Around 4 a.m. Sunday, York drove a car into a barricade on the east side of the Capitol. His vehicle was engulfed in flames as he got out of his car, possibly because he had set it on fire, and he began firing a gun in the air, police officers said. Capitol.

The commotion prompted Capitol police officers to approach him, and as they approached, York killed himself, authorities said. No one else was hurt.

For many, York’s death brought to mind the April 2021 murder of Capitol Police officer Billy Evans. He was killed by a Virginia man who drove his car into a Capitol barricade.

Meanwhile, in 2013, Capitol police shot and killed a Connecticut woman near a checkpoint after she crashed her car into a White House barricade and drove away speeding down Pennsylvania Avenue.

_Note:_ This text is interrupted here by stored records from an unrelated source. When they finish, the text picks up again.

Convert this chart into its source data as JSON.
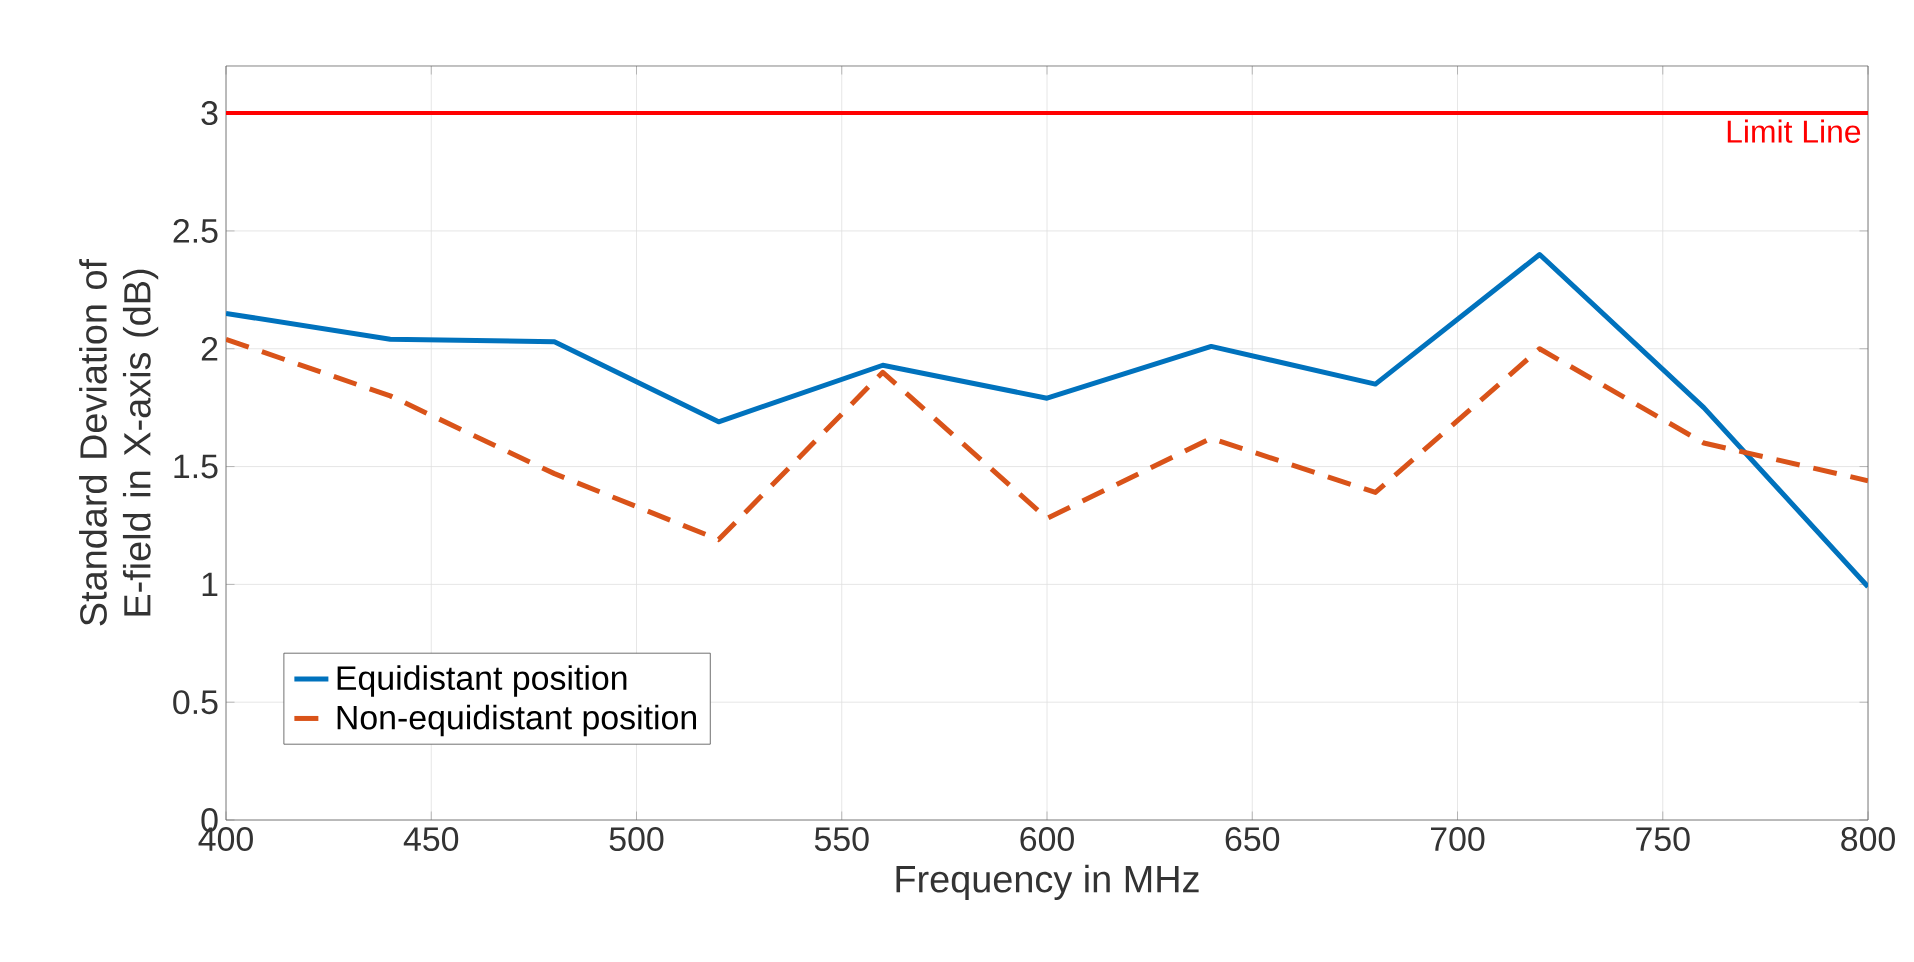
{
  "chart_data": {
    "type": "line",
    "xlabel": "Frequency in MHz",
    "ylabel": "Standard Deviation of E-field in X-axis (dB)",
    "x": [
      400,
      440,
      480,
      520,
      560,
      600,
      640,
      680,
      720,
      760,
      800
    ],
    "series": [
      {
        "name": "Equidistant position",
        "color": "#0072bd",
        "line_style": "solid",
        "values": [
          2.15,
          2.04,
          2.03,
          1.69,
          1.93,
          1.79,
          2.01,
          1.85,
          2.4,
          1.75,
          0.99
        ]
      },
      {
        "name": "Non-equidistant position",
        "color": "#d95319",
        "line_style": "dashed",
        "values": [
          2.04,
          1.8,
          1.47,
          1.19,
          1.9,
          1.28,
          1.62,
          1.39,
          2.0,
          1.6,
          1.44
        ]
      }
    ],
    "xlim": [
      400,
      800
    ],
    "xticks": [
      400,
      450,
      500,
      550,
      600,
      650,
      700,
      750,
      800
    ],
    "ylim": [
      0,
      3.2
    ],
    "yticks": [
      0,
      0.5,
      1,
      1.5,
      2,
      2.5,
      3
    ],
    "ref_lines": [
      {
        "axis": "y",
        "value": 3,
        "label": "Limit Line",
        "color": "#ff0000"
      }
    ],
    "grid": true,
    "legend": "bottom left",
    "marker": "none"
  }
}
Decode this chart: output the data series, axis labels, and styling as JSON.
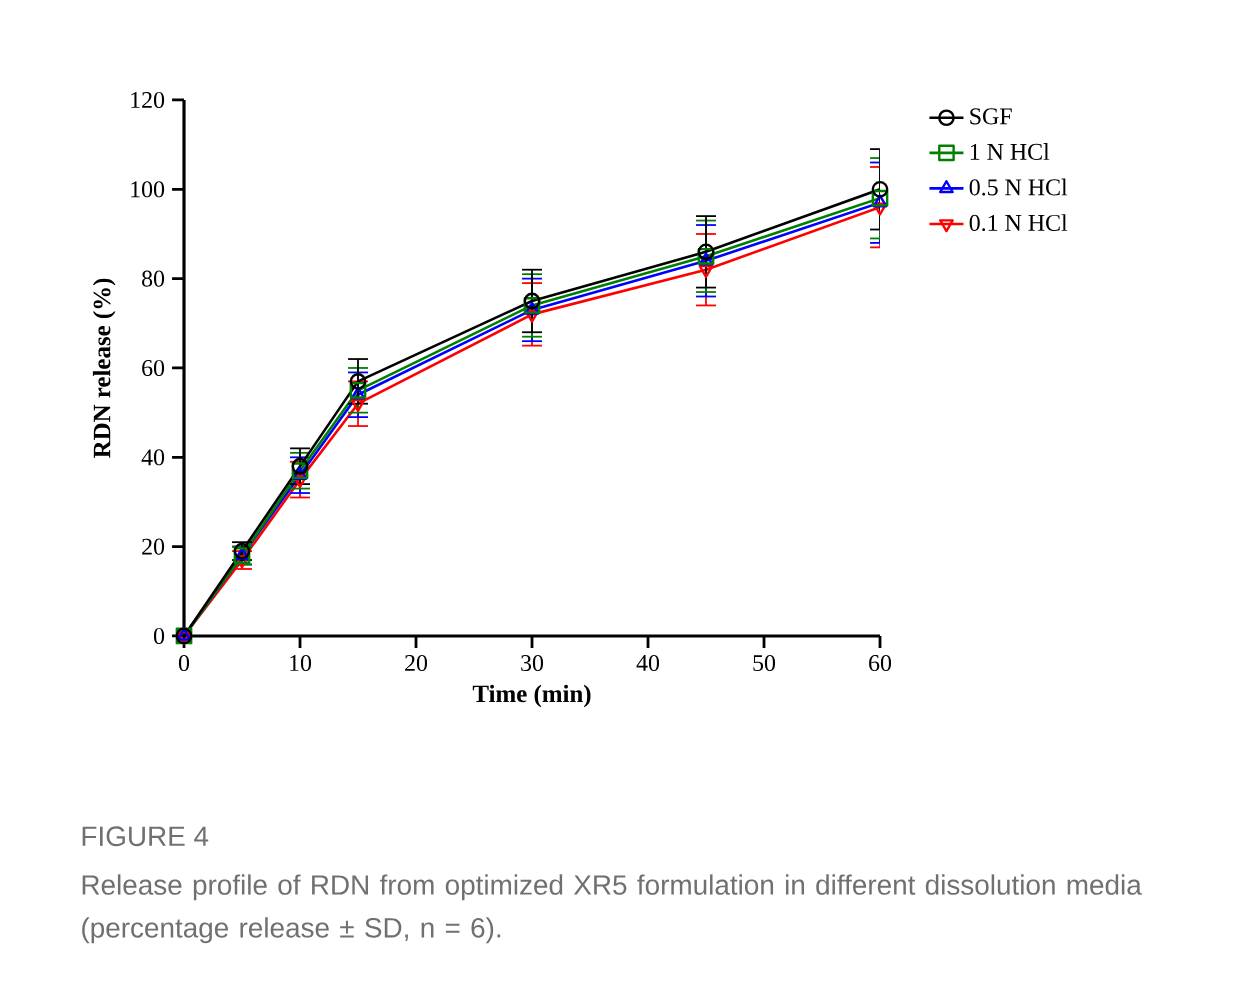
{
  "chart_data": {
    "type": "line",
    "title": "FIGURE 4",
    "annotations": [
      "Release profile of RDN from optimized XR5 formulation in different dissolution media (percentage release ± SD, n = 6)."
    ],
    "xlabel": "Time (min)",
    "ylabel": "RDN release (%)",
    "x": [
      0,
      5,
      10,
      15,
      30,
      45,
      60
    ],
    "series": [
      {
        "name": "SGF",
        "color": "#000000",
        "marker": "circle",
        "values": [
          0,
          19,
          38,
          57,
          75,
          86,
          100
        ],
        "errors": [
          0,
          2,
          4,
          5,
          7,
          8,
          9
        ]
      },
      {
        "name": "1 N HCl",
        "color": "#008000",
        "marker": "square",
        "values": [
          0,
          18,
          37,
          55,
          74,
          85,
          98
        ],
        "errors": [
          0,
          2,
          4,
          5,
          7,
          8,
          9
        ]
      },
      {
        "name": "0.5 N HCl",
        "color": "#0000ff",
        "marker": "triangle",
        "values": [
          0,
          18,
          36,
          54,
          73,
          84,
          97
        ],
        "errors": [
          0,
          2,
          4,
          5,
          7,
          8,
          9
        ]
      },
      {
        "name": "0.1 N HCl",
        "color": "#ff0000",
        "marker": "triangle down",
        "values": [
          0,
          17,
          35,
          52,
          72,
          82,
          96
        ],
        "errors": [
          0,
          2,
          4,
          5,
          7,
          8,
          9
        ]
      }
    ],
    "xlim": [
      0,
      60
    ],
    "xticks": [
      0,
      10,
      20,
      30,
      40,
      50,
      60
    ],
    "ylim": [
      0,
      120
    ],
    "yticks": [
      0,
      20,
      40,
      60,
      80,
      100,
      120
    ],
    "grid": false,
    "legend": "top right",
    "line_style": "solid"
  }
}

The drivers in each of these cases suffered from mental illness, according to various media.

Cunningham said his son did too. She said she knew he had been on medication for it, although she did not know the details of the diagnoses or treatments he had received.

Cunningham made it a point on Tuesday to discuss some of his son’s best days. York cooked breakfast and made coffee for her grandmother every day, and regularly indulged in spirited card games, she said.

He visited Cunningham and her fiancé most weekends, regularly accompanying them to car races and other celebratory events. He was the father of a nine-year-old boy who he didn’t see often but adored whenever he spent time with him, Cunningham added.

“When he was working,” Cunningham said of York, “he was a wonderful, wonderful person.”